The “automatic stay” is a powerful aspect of filing for bankruptcy. It acts as an immediate shield, protecting you from creditors the moment your bankruptcy case is initiated. This protection typically lasts for the duration of your case, providing relief from various forms of creditor pressure. It halts actions that diminish your income, such as wage garnishment, and prevents imminent threats to your property, including vehicle repossession and home foreclosure. Additionally, it puts an end to harassing creditor calls and collection letters.
Losing the Automatic Stay: How and Why?
There are two primary ways you might lose the automatic stay:
- Creditor’s Motion for Relief: A creditor may request the court to lift the automatic stay regarding their debt, allowing them to proceed with collateral possession. This is more common among secured creditors, like those of vehicles or mortgages, seeking to reclaim their collateral. The court only grants such requests under specific legal circumstances.
- Previous Bankruptcy Filings: If you’ve had a bankruptcy case dismissed within the year prior to your current filing, the automatic stay’s protection becomes limited. For a single dismissed case, the automatic stay will expire 30 days after your new filing, unless you can prove the filing was made in good faith. If there were two or more dismissals, the automatic stay wouldn’t apply automatically but could be reinstated if you demonstrate good faith within 30 days of your new filing.
The Rule on Prior Bankruptcies and the Automatic Stay
- Single Prior Dismissal: If you had one bankruptcy case dismissed within a year before your current filing, the automatic stay activates upon filing but will end after 30 days unless extended by the court for good faith.
- Multiple Prior Dismissals: If you had two or more dismissals within a year, the automatic stay does not apply upon your new filing. However, you can request the court to impose the stay, proving your case was filed in good faith.

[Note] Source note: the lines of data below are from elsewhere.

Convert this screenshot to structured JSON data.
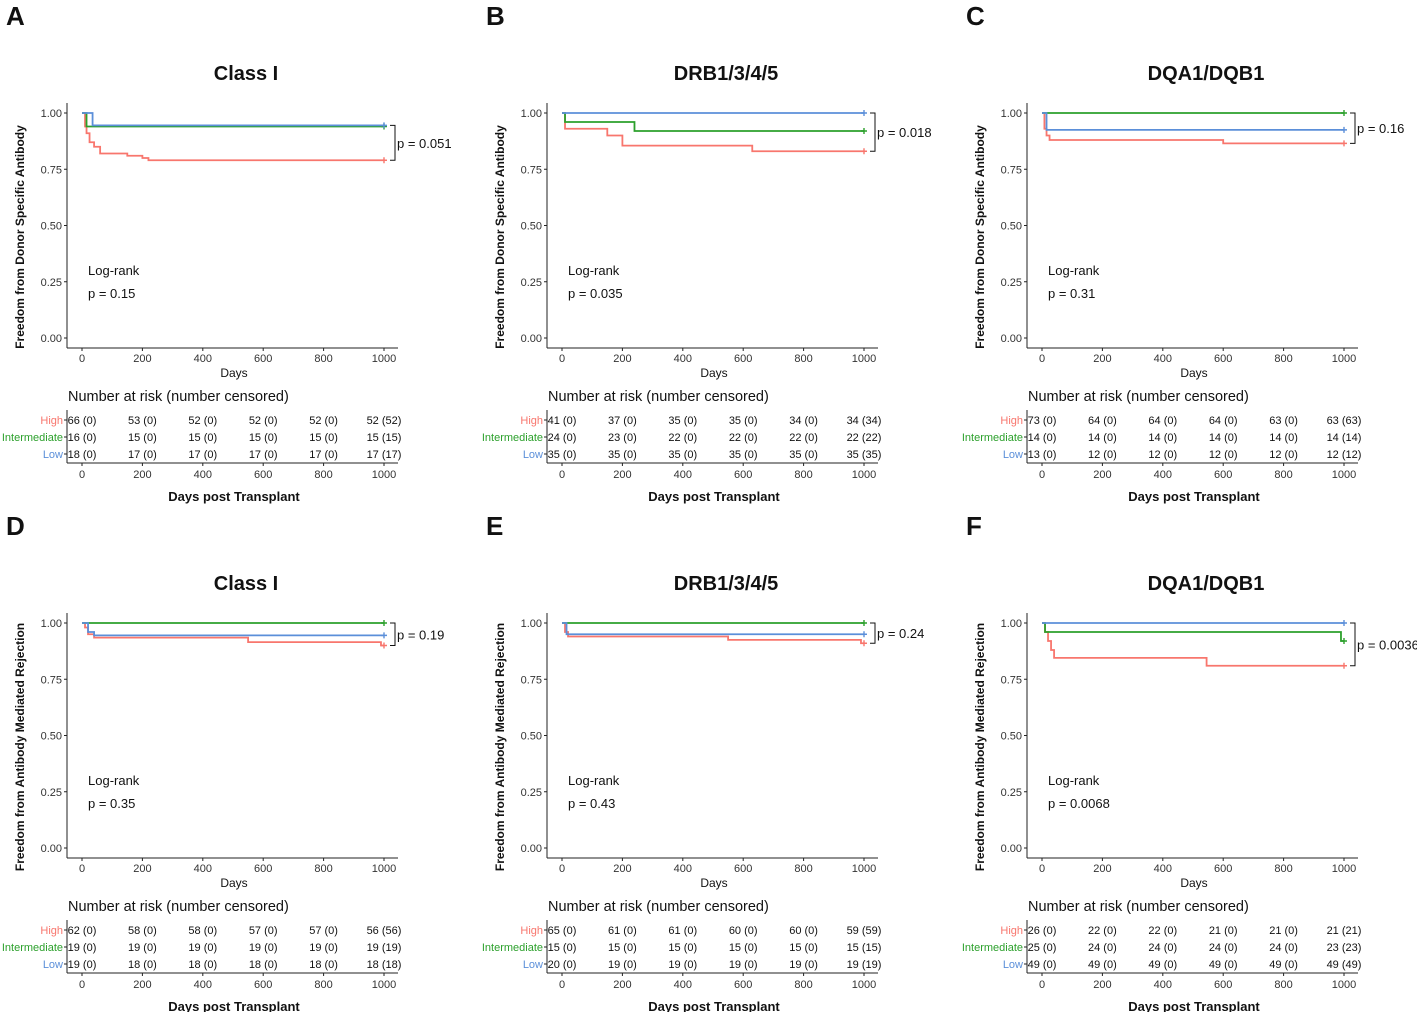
{
  "colors": {
    "High": "#F8766D",
    "Intermediate": "#2CA02C",
    "Low": "#5B8FD9"
  },
  "group_names": [
    "High",
    "Intermediate",
    "Low"
  ],
  "chart_data": [
    {
      "type": "line",
      "panel": "A",
      "title": "Class I",
      "ylabel": "Freedom from Donor Specific Antibody",
      "xlabel": "Days",
      "xlim": [
        0,
        1000
      ],
      "ylim": [
        0,
        1
      ],
      "xticks": [
        "0",
        "200",
        "400",
        "600",
        "800",
        "1000"
      ],
      "yticks": [
        "0.00",
        "0.25",
        "0.50",
        "0.75",
        "1.00"
      ],
      "logrank": "Log-rank",
      "logrank_p": "p = 0.15",
      "pairwise_p": "p = 0.051",
      "series": [
        {
          "name": "High",
          "x": [
            0,
            10,
            15,
            25,
            40,
            60,
            150,
            200,
            220,
            1000
          ],
          "y": [
            1,
            0.94,
            0.91,
            0.87,
            0.85,
            0.82,
            0.81,
            0.8,
            0.79,
            0.79
          ]
        },
        {
          "name": "Intermediate",
          "x": [
            0,
            15,
            1000
          ],
          "y": [
            1,
            0.94,
            0.94
          ]
        },
        {
          "name": "Low",
          "x": [
            0,
            35,
            1000
          ],
          "y": [
            1,
            0.945,
            0.945
          ]
        }
      ],
      "risk_title": "Number at risk (number censored)",
      "risk_xlabel": "Days post Transplant",
      "risk_table": {
        "High": [
          "66 (0)",
          "53 (0)",
          "52 (0)",
          "52 (0)",
          "52 (0)",
          "52 (52)"
        ],
        "Intermediate": [
          "16 (0)",
          "15 (0)",
          "15 (0)",
          "15 (0)",
          "15 (0)",
          "15 (15)"
        ],
        "Low": [
          "18 (0)",
          "17 (0)",
          "17 (0)",
          "17 (0)",
          "17 (0)",
          "17 (17)"
        ]
      }
    },
    {
      "type": "line",
      "panel": "B",
      "title": "DRB1/3/4/5",
      "ylabel": "Freedom from Donor Specific Antibody",
      "xlabel": "Days",
      "xlim": [
        0,
        1000
      ],
      "ylim": [
        0,
        1
      ],
      "xticks": [
        "0",
        "200",
        "400",
        "600",
        "800",
        "1000"
      ],
      "yticks": [
        "0.00",
        "0.25",
        "0.50",
        "0.75",
        "1.00"
      ],
      "logrank": "Log-rank",
      "logrank_p": "p = 0.035",
      "pairwise_p": "p = 0.018",
      "series": [
        {
          "name": "High",
          "x": [
            0,
            10,
            150,
            200,
            630,
            1000
          ],
          "y": [
            1,
            0.93,
            0.9,
            0.855,
            0.83,
            0.83
          ]
        },
        {
          "name": "Intermediate",
          "x": [
            0,
            10,
            240,
            1000
          ],
          "y": [
            1,
            0.96,
            0.92,
            0.92
          ]
        },
        {
          "name": "Low",
          "x": [
            0,
            1000
          ],
          "y": [
            1,
            1
          ]
        }
      ],
      "risk_title": "Number at risk (number censored)",
      "risk_xlabel": "Days post Transplant",
      "risk_table": {
        "High": [
          "41 (0)",
          "37 (0)",
          "35 (0)",
          "35 (0)",
          "34 (0)",
          "34 (34)"
        ],
        "Intermediate": [
          "24 (0)",
          "23 (0)",
          "22 (0)",
          "22 (0)",
          "22 (0)",
          "22 (22)"
        ],
        "Low": [
          "35 (0)",
          "35 (0)",
          "35 (0)",
          "35 (0)",
          "35 (0)",
          "35 (35)"
        ]
      }
    },
    {
      "type": "line",
      "panel": "C",
      "title": "DQA1/DQB1",
      "ylabel": "Freedom from Donor Specific Antibody",
      "xlabel": "Days",
      "xlim": [
        0,
        1000
      ],
      "ylim": [
        0,
        1
      ],
      "xticks": [
        "0",
        "200",
        "400",
        "600",
        "800",
        "1000"
      ],
      "yticks": [
        "0.00",
        "0.25",
        "0.50",
        "0.75",
        "1.00"
      ],
      "logrank": "Log-rank",
      "logrank_p": "p = 0.31",
      "pairwise_p": "p = 0.16",
      "series": [
        {
          "name": "High",
          "x": [
            0,
            8,
            15,
            25,
            600,
            1000
          ],
          "y": [
            1,
            0.93,
            0.9,
            0.88,
            0.865,
            0.865
          ]
        },
        {
          "name": "Intermediate",
          "x": [
            0,
            1000
          ],
          "y": [
            1,
            1
          ]
        },
        {
          "name": "Low",
          "x": [
            0,
            15,
            1000
          ],
          "y": [
            1,
            0.925,
            0.925
          ]
        }
      ],
      "risk_title": "Number at risk (number censored)",
      "risk_xlabel": "Days post Transplant",
      "risk_table": {
        "High": [
          "73 (0)",
          "64 (0)",
          "64 (0)",
          "64 (0)",
          "63 (0)",
          "63 (63)"
        ],
        "Intermediate": [
          "14 (0)",
          "14 (0)",
          "14 (0)",
          "14 (0)",
          "14 (0)",
          "14 (14)"
        ],
        "Low": [
          "13 (0)",
          "12 (0)",
          "12 (0)",
          "12 (0)",
          "12 (0)",
          "12 (12)"
        ]
      }
    },
    {
      "type": "line",
      "panel": "D",
      "title": "Class I",
      "ylabel": "Freedom from Antibody Mediated Rejection",
      "xlabel": "Days",
      "xlim": [
        0,
        1000
      ],
      "ylim": [
        0,
        1
      ],
      "xticks": [
        "0",
        "200",
        "400",
        "600",
        "800",
        "1000"
      ],
      "yticks": [
        "0.00",
        "0.25",
        "0.50",
        "0.75",
        "1.00"
      ],
      "logrank": "Log-rank",
      "logrank_p": "p = 0.35",
      "pairwise_p": "p = 0.19",
      "series": [
        {
          "name": "High",
          "x": [
            0,
            10,
            20,
            40,
            550,
            990,
            1000
          ],
          "y": [
            1,
            0.98,
            0.95,
            0.935,
            0.915,
            0.9,
            0.9
          ]
        },
        {
          "name": "Intermediate",
          "x": [
            0,
            1000
          ],
          "y": [
            1,
            1
          ]
        },
        {
          "name": "Low",
          "x": [
            0,
            20,
            40,
            1000
          ],
          "y": [
            1,
            0.96,
            0.945,
            0.945
          ]
        }
      ],
      "risk_title": "Number at risk (number censored)",
      "risk_xlabel": "Days post Transplant",
      "risk_table": {
        "High": [
          "62 (0)",
          "58 (0)",
          "58 (0)",
          "57 (0)",
          "57 (0)",
          "56 (56)"
        ],
        "Intermediate": [
          "19 (0)",
          "19 (0)",
          "19 (0)",
          "19 (0)",
          "19 (0)",
          "19 (19)"
        ],
        "Low": [
          "19 (0)",
          "18 (0)",
          "18 (0)",
          "18 (0)",
          "18 (0)",
          "18 (18)"
        ]
      }
    },
    {
      "type": "line",
      "panel": "E",
      "title": "DRB1/3/4/5",
      "ylabel": "Freedom from Antibody Mediated Rejection",
      "xlabel": "Days",
      "xlim": [
        0,
        1000
      ],
      "ylim": [
        0,
        1
      ],
      "xticks": [
        "0",
        "200",
        "400",
        "600",
        "800",
        "1000"
      ],
      "yticks": [
        "0.00",
        "0.25",
        "0.50",
        "0.75",
        "1.00"
      ],
      "logrank": "Log-rank",
      "logrank_p": "p = 0.43",
      "pairwise_p": "p = 0.24",
      "series": [
        {
          "name": "High",
          "x": [
            0,
            10,
            20,
            550,
            990,
            1000
          ],
          "y": [
            1,
            0.96,
            0.94,
            0.925,
            0.91,
            0.91
          ]
        },
        {
          "name": "Intermediate",
          "x": [
            0,
            1000
          ],
          "y": [
            1,
            1
          ]
        },
        {
          "name": "Low",
          "x": [
            0,
            15,
            1000
          ],
          "y": [
            1,
            0.95,
            0.95
          ]
        }
      ],
      "risk_title": "Number at risk (number censored)",
      "risk_xlabel": "Days post Transplant",
      "risk_table": {
        "High": [
          "65 (0)",
          "61 (0)",
          "61 (0)",
          "60 (0)",
          "60 (0)",
          "59 (59)"
        ],
        "Intermediate": [
          "15 (0)",
          "15 (0)",
          "15 (0)",
          "15 (0)",
          "15 (0)",
          "15 (15)"
        ],
        "Low": [
          "20 (0)",
          "19 (0)",
          "19 (0)",
          "19 (0)",
          "19 (0)",
          "19 (19)"
        ]
      }
    },
    {
      "type": "line",
      "panel": "F",
      "title": "DQA1/DQB1",
      "ylabel": "Freedom from Antibody Mediated Rejection",
      "xlabel": "Days",
      "xlim": [
        0,
        1000
      ],
      "ylim": [
        0,
        1
      ],
      "xticks": [
        "0",
        "200",
        "400",
        "600",
        "800",
        "1000"
      ],
      "yticks": [
        "0.00",
        "0.25",
        "0.50",
        "0.75",
        "1.00"
      ],
      "logrank": "Log-rank",
      "logrank_p": "p = 0.0068",
      "pairwise_p": "p = 0.0036",
      "series": [
        {
          "name": "High",
          "x": [
            0,
            10,
            20,
            30,
            40,
            545,
            1000
          ],
          "y": [
            1,
            0.96,
            0.92,
            0.88,
            0.845,
            0.81,
            0.81
          ]
        },
        {
          "name": "Intermediate",
          "x": [
            0,
            10,
            990,
            1000
          ],
          "y": [
            1,
            0.96,
            0.92,
            0.92
          ]
        },
        {
          "name": "Low",
          "x": [
            0,
            1000
          ],
          "y": [
            1,
            1
          ]
        }
      ],
      "risk_title": "Number at risk (number censored)",
      "risk_xlabel": "Days post Transplant",
      "risk_table": {
        "High": [
          "26 (0)",
          "22 (0)",
          "22 (0)",
          "21 (0)",
          "21 (0)",
          "21 (21)"
        ],
        "Intermediate": [
          "25 (0)",
          "24 (0)",
          "24 (0)",
          "24 (0)",
          "24 (0)",
          "23 (23)"
        ],
        "Low": [
          "49 (0)",
          "49 (0)",
          "49 (0)",
          "49 (0)",
          "49 (0)",
          "49 (49)"
        ]
      }
    }
  ]
}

Good Faith: A Higher Burden of Proof
To extend or impose the automatic stay, demonstrating good faith becomes crucial, especially under certain conditions from previous cases, such as failure to comply with the Bankruptcy Code or court orders. The standard of proof varies, with a higher burden in specific scenarios. Normally, good faith is proven by a preponderance of the evidence (just over 50% likelihood), but under more severe circumstances, clear and convincing evidence is required, indicating a higher probability of good faith.
The Bottom Line
Despite the complexities, if you’ve had prior bankruptcies that were dismissed, there’s still a significant chance to convince the court to apply or extend the automatic stay. However, navigating these waters successfully often requires the foresight and expertise of a knowledgeable attorney who can prepare and argue your case effectively.
This nuanced understanding of the automatic stay and the potential hurdles due to prior bankruptcy filings is crucial for anyone considering bankruptcy as a solution to financial distress. With the right legal guidance, you can navigate these complexities and maximize the protections offered by the bankruptcy process.